Postoperative: Routine care, including the use of various monitors, pneumatic hose, incentive spirometry, and pulmonary toilet measures, along with special attention given to inspecting the stoma for viability and the surrounding skin for irritation and excoriation. The stoma should be smooth and cherry red, and may be slightly edematous. Any discoloration or excessive swelling is documented and reported. The stoma and surrounding skin are gently cleansed and dried thoroughly. A drainage bag is applied by fitting a karaya adhesive ring (or other appliance) before the patient leaves the operating room to ensure a firm seal and to prevent leakage without constricting the stoma. Nonirritating skin barriers are used as appropriate.
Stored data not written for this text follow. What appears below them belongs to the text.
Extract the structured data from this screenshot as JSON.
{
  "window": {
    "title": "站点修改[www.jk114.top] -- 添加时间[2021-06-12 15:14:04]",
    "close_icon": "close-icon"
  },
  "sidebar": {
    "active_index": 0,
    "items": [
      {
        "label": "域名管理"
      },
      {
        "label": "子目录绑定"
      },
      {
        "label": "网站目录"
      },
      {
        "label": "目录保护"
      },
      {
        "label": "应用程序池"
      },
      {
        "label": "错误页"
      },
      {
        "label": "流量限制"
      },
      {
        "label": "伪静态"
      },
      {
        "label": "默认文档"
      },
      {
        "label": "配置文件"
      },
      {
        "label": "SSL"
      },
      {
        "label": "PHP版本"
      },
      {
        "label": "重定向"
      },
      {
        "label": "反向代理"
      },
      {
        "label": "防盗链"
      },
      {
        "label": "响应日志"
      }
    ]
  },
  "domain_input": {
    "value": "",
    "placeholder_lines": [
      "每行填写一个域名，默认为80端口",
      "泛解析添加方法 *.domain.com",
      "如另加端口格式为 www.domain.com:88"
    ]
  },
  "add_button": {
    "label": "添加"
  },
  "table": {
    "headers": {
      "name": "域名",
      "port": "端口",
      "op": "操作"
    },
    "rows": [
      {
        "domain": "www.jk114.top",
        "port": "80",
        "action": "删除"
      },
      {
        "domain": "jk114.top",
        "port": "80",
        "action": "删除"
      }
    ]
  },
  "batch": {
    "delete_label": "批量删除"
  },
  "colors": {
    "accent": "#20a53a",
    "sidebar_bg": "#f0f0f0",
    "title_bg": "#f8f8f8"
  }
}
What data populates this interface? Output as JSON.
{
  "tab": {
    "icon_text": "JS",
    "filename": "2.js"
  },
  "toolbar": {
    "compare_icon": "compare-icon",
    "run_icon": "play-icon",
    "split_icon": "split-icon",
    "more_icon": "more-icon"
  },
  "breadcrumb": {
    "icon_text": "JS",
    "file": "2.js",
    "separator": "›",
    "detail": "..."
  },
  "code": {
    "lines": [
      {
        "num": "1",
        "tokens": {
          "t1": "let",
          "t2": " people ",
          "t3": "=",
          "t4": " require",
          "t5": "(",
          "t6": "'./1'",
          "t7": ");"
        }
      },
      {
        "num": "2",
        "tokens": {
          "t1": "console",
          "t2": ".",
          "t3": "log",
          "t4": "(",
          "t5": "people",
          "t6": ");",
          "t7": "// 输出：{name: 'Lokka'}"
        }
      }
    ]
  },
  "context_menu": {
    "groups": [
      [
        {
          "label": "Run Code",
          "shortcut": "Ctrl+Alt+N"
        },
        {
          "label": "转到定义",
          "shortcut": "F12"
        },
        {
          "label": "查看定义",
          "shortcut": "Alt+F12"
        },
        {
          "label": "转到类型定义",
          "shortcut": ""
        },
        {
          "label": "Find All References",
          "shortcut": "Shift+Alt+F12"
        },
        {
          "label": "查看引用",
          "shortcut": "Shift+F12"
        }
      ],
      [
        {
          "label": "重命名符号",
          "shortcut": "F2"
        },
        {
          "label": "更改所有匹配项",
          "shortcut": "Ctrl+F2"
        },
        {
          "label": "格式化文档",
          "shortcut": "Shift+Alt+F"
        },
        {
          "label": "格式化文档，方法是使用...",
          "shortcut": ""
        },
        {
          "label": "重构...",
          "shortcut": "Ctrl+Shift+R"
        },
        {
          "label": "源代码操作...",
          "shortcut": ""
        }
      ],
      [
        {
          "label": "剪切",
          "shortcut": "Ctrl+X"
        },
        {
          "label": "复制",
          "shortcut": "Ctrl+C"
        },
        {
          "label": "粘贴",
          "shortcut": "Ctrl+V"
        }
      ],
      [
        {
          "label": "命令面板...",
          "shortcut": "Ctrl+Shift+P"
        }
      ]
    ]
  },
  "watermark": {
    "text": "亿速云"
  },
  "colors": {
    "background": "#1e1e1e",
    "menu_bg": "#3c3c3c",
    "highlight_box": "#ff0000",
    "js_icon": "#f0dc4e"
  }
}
Avoidance of dehydration and maintenance of electrolyte balance are emphasized until the patient is able to eat a normal diet. Stool consistency is observed. If colostomy irrigations are prescribed, the patient is advised that the procedure is similar to an enema. The patient is advised to return to a normal diet judiciously, adding new foods gradually while observing their effect. He or she should avoid gas-forming, odoriferous, spicy, and irritating foods. Colostomy requires a difficult adjustment by both patient and family; they are encouraged to verbalize their fears and concerns, and support is offered. The patient is reassured of the ability to regain continence with dietary control and bowel retraining. Usual physical activities should be gradually resumed, avoiding heavy lifting and activities that could cause injury to the stoma and surrounding tissues. Abdominal muscle strengthening should be part of a supervised exercise program. Both patient and partner are encouraged to discuss their feelings and concerns about body image changes and about resumption of sexual relations, and they should be assured that the appliance will not dislodge if empty. The patient should avoid food and fluids a few hours before sexual activity. Participation in a local “ostomates” support group help the patient and significant others to manage the stoma and associated concerns. Depression is not uncommon after ostomy surgery, and psychological counseling is recommended if depression persists.